After growing up in the family business, Mr. Hernandez went to Johnson and Wales University in Rhode Island and earned a degree in event production. He already understood horticulture and nursery marketing. When his father Ruben became ill early in this decade, he returned from the north to his family, first helping Jorge run the nursery, and then five years ago opening the Garden District, which provides floral arrangements and services for private parties and gala fundraisers throughout the area.
But that doesn't mean he considers his own business separate from the nursery.
"We try to create cross-lateral selling opportunities," Mr. Hernandez said about his business and Golden Gate Nursery. "So if someone comes into my shop and needs something else, I can send them out to the nursery. And if someone comes into the nursery with a need for what we have, (Jorge) can send them here."
There is so much business in the nursery, apparently, Jorge Hernandez has his hands full — too full to chat. He answered the phone twice on two consecutive days last week and said he was too busy for a
Florida Weekly reporter — which bodes well for nurseries, especially industrialsized operations like his.
Thomas Edison's legacy
At the Edison-Ford Winter Estates in Fort Myers, meanwhile, horticulturist Debbie Hughes describes what's happening to the market, and to buyers, from her small but seemingly magical growing ground. There, science and beauty both sit at the board table, she says, and scores of species, from delicate herbs to trees that could someday tower overhead, are treated as royalty.

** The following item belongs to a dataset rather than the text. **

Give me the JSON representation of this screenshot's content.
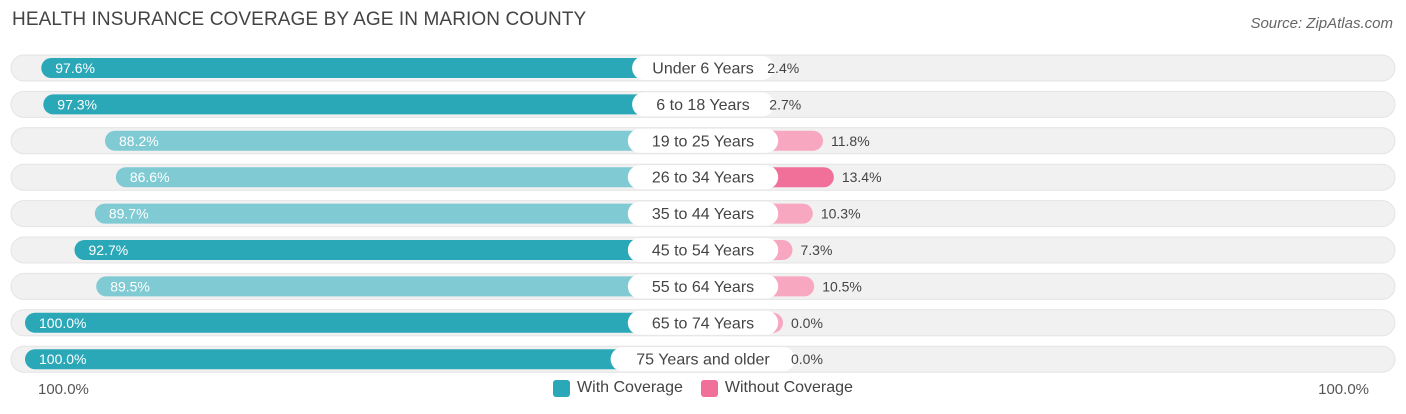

The Edison-Ford Winter Estates nursery specializes in plants that Thomas Edison grew 75 to 100 years ago (that alone gives the nursery a huge range), but it also grows other things that are either beautiful or useful, or both.
"People are smarter with their money now," Ms. Hughes says about the customers she helps at the nursery. "They actually ask questions and try to learn more about the plants."

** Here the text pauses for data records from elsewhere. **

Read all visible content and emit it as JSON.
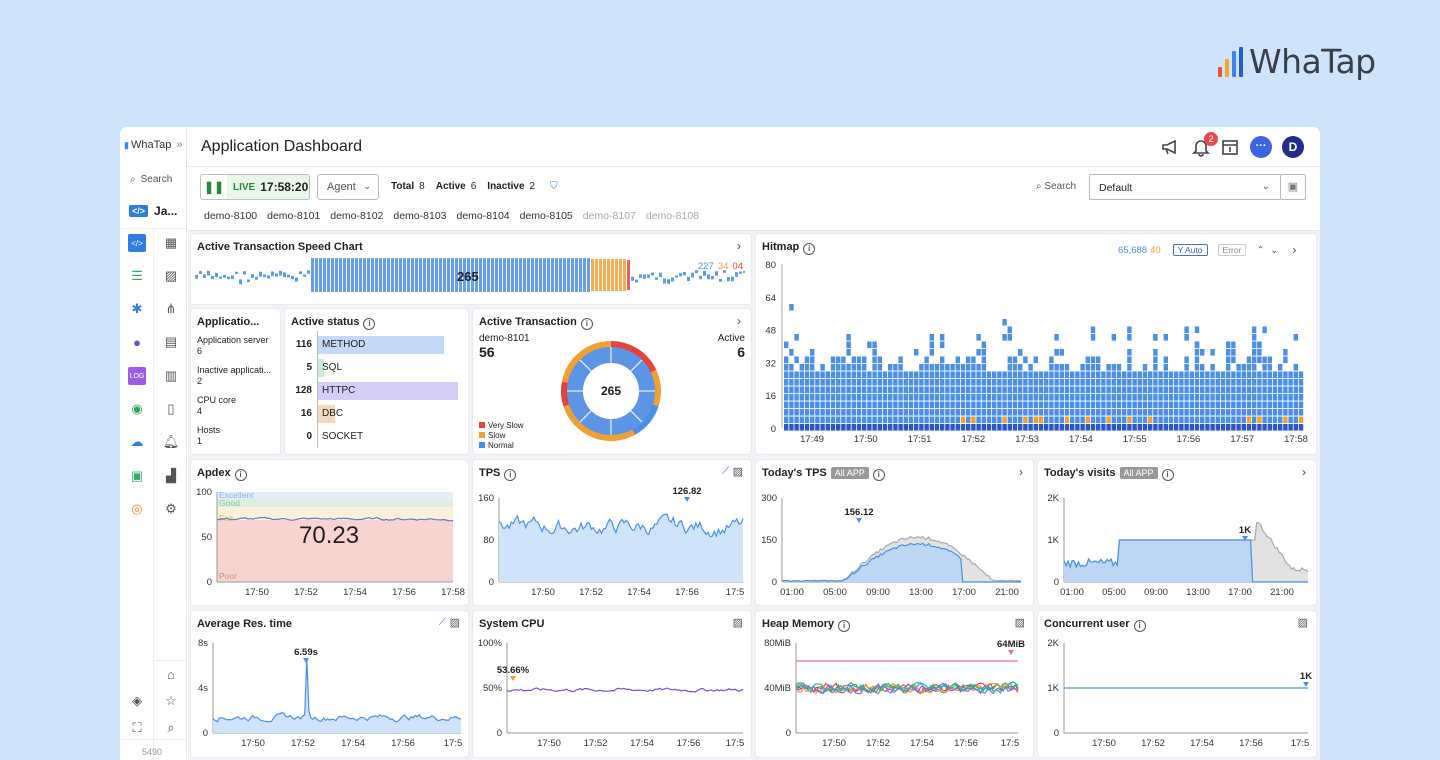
{
  "brand": {
    "name": "WhaTap"
  },
  "app": {
    "logo_text": "WhaTap",
    "search_label": "Search",
    "project_short": "Ja...",
    "footer_num": "5490"
  },
  "header": {
    "title": "Application Dashboard",
    "notif_count": "2",
    "avatar": "D"
  },
  "toolbar": {
    "live_label": "LIVE",
    "time": "17:58:20",
    "agent_select": "Agent",
    "total_label": "Total",
    "total": "8",
    "active_label": "Active",
    "active": "6",
    "inactive_label": "Inactive",
    "inactive": "2",
    "search_label": "Search",
    "preset": "Default"
  },
  "agents": [
    {
      "name": "demo-8100",
      "active": true
    },
    {
      "name": "demo-8101",
      "active": true
    },
    {
      "name": "demo-8102",
      "active": true
    },
    {
      "name": "demo-8103",
      "active": true
    },
    {
      "name": "demo-8104",
      "active": true
    },
    {
      "name": "demo-8105",
      "active": true
    },
    {
      "name": "demo-8107",
      "active": false
    },
    {
      "name": "demo-8108",
      "active": false
    }
  ],
  "speed": {
    "title": "Active Transaction Speed Chart",
    "count": "265",
    "n1": "227",
    "n2": "34",
    "n3": "04"
  },
  "appinfo": {
    "title": "Applicatio...",
    "items": [
      {
        "label": "Application server",
        "value": "6"
      },
      {
        "label": "Inactive applicati...",
        "value": "2"
      },
      {
        "label": "CPU core",
        "value": "4"
      },
      {
        "label": "Hosts",
        "value": "1"
      }
    ]
  },
  "active_status": {
    "title": "Active status",
    "rows": [
      {
        "value": "116",
        "label": "METHOD",
        "color": "#c5d9f6",
        "fill": 0.9
      },
      {
        "value": "5",
        "label": "SQL",
        "color": "#c9ebd8",
        "fill": 0.04
      },
      {
        "value": "128",
        "label": "HTTPC",
        "color": "#d4cdf6",
        "fill": 1.0
      },
      {
        "value": "16",
        "label": "DBC",
        "color": "#f3d9bd",
        "fill": 0.12
      },
      {
        "value": "0",
        "label": "SOCKET",
        "color": "#eee",
        "fill": 0
      }
    ]
  },
  "active_tx": {
    "title": "Active Transaction",
    "agent": "demo-8101",
    "agent_value": "56",
    "active_label": "Active",
    "active_value": "6",
    "center": "265",
    "legend": [
      {
        "label": "Very Slow",
        "color": "#e0463f"
      },
      {
        "label": "Slow",
        "color": "#f0a030"
      },
      {
        "label": "Normal",
        "color": "#4a90e8"
      }
    ]
  },
  "hitmap": {
    "title": "Hitmap",
    "count": "65,688",
    "err": "40",
    "auto_label": "Y Auto",
    "error_label": "Error",
    "yticks": [
      "80",
      "64",
      "48",
      "32",
      "16",
      "0"
    ],
    "xticks": [
      "17:49",
      "17:50",
      "17:51",
      "17:52",
      "17:53",
      "17:54",
      "17:55",
      "17:56",
      "17:57",
      "17:58"
    ]
  },
  "apdex": {
    "title": "Apdex",
    "value": "70.23",
    "bands": [
      "Excellent",
      "Good",
      "Fair",
      "Poor"
    ],
    "yticks": [
      "100",
      "50",
      "0"
    ],
    "xticks": [
      "17:50",
      "17:52",
      "17:54",
      "17:56",
      "17:58"
    ]
  },
  "tps": {
    "title": "TPS",
    "peak": "126.82",
    "yticks": [
      "160",
      "80",
      "0"
    ],
    "xticks": [
      "17:50",
      "17:52",
      "17:54",
      "17:56",
      "17:5"
    ]
  },
  "today_tps": {
    "title": "Today's TPS",
    "tag": "All APP",
    "peak": "156.12",
    "yticks": [
      "300",
      "150",
      "0"
    ],
    "xticks": [
      "01:00",
      "05:00",
      "09:00",
      "13:00",
      "17:00",
      "21:00"
    ]
  },
  "today_visits": {
    "title": "Today's visits",
    "tag": "All APP",
    "peak": "1K",
    "yticks": [
      "2K",
      "1K",
      "0"
    ],
    "xticks": [
      "01:00",
      "05:00",
      "09:00",
      "13:00",
      "17:00",
      "21:00"
    ]
  },
  "avg_res": {
    "title": "Average Res. time",
    "peak": "6.59s",
    "yticks": [
      "8s",
      "4s",
      "0"
    ],
    "xticks": [
      "17:50",
      "17:52",
      "17:54",
      "17:56",
      "17:5"
    ]
  },
  "sys_cpu": {
    "title": "System CPU",
    "peak": "53.66%",
    "yticks": [
      "100%",
      "50%",
      "0"
    ],
    "xticks": [
      "17:50",
      "17:52",
      "17:54",
      "17:56",
      "17:5"
    ]
  },
  "heap": {
    "title": "Heap Memory",
    "peak": "64MiB",
    "yticks": [
      "80MiB",
      "40MiB",
      "0"
    ],
    "xticks": [
      "17:50",
      "17:52",
      "17:54",
      "17:56",
      "17:5"
    ]
  },
  "concurrent": {
    "title": "Concurrent user",
    "peak": "1K",
    "yticks": [
      "2K",
      "1K",
      "0"
    ],
    "xticks": [
      "17:50",
      "17:52",
      "17:54",
      "17:56",
      "17:5"
    ]
  },
  "colors": {
    "blue": "#4a90e8",
    "blue_fill": "#cfe3fa",
    "orange": "#f0a030",
    "red": "#e0463f",
    "live_green": "#e8f6e8"
  }
}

Especially in hard times, she adds, it's human nature to want to see things grow, to nurture something lovely. "They still have to have things to make them happy. Here, they'll buy some flowers or herbs, or tropical fruits. People love that… a lot of them have a mindset of, 'I want to grow something.'"
Often, growing something, or managing what grows with a little help from a nursery, can save money.
"People are doing more on their own, especially in Collier County," says the Driftwood Garden Centers' Mr. Hazlett. "Before, so much was done by lawn services. But now some homeowners are taking on projects by themselves."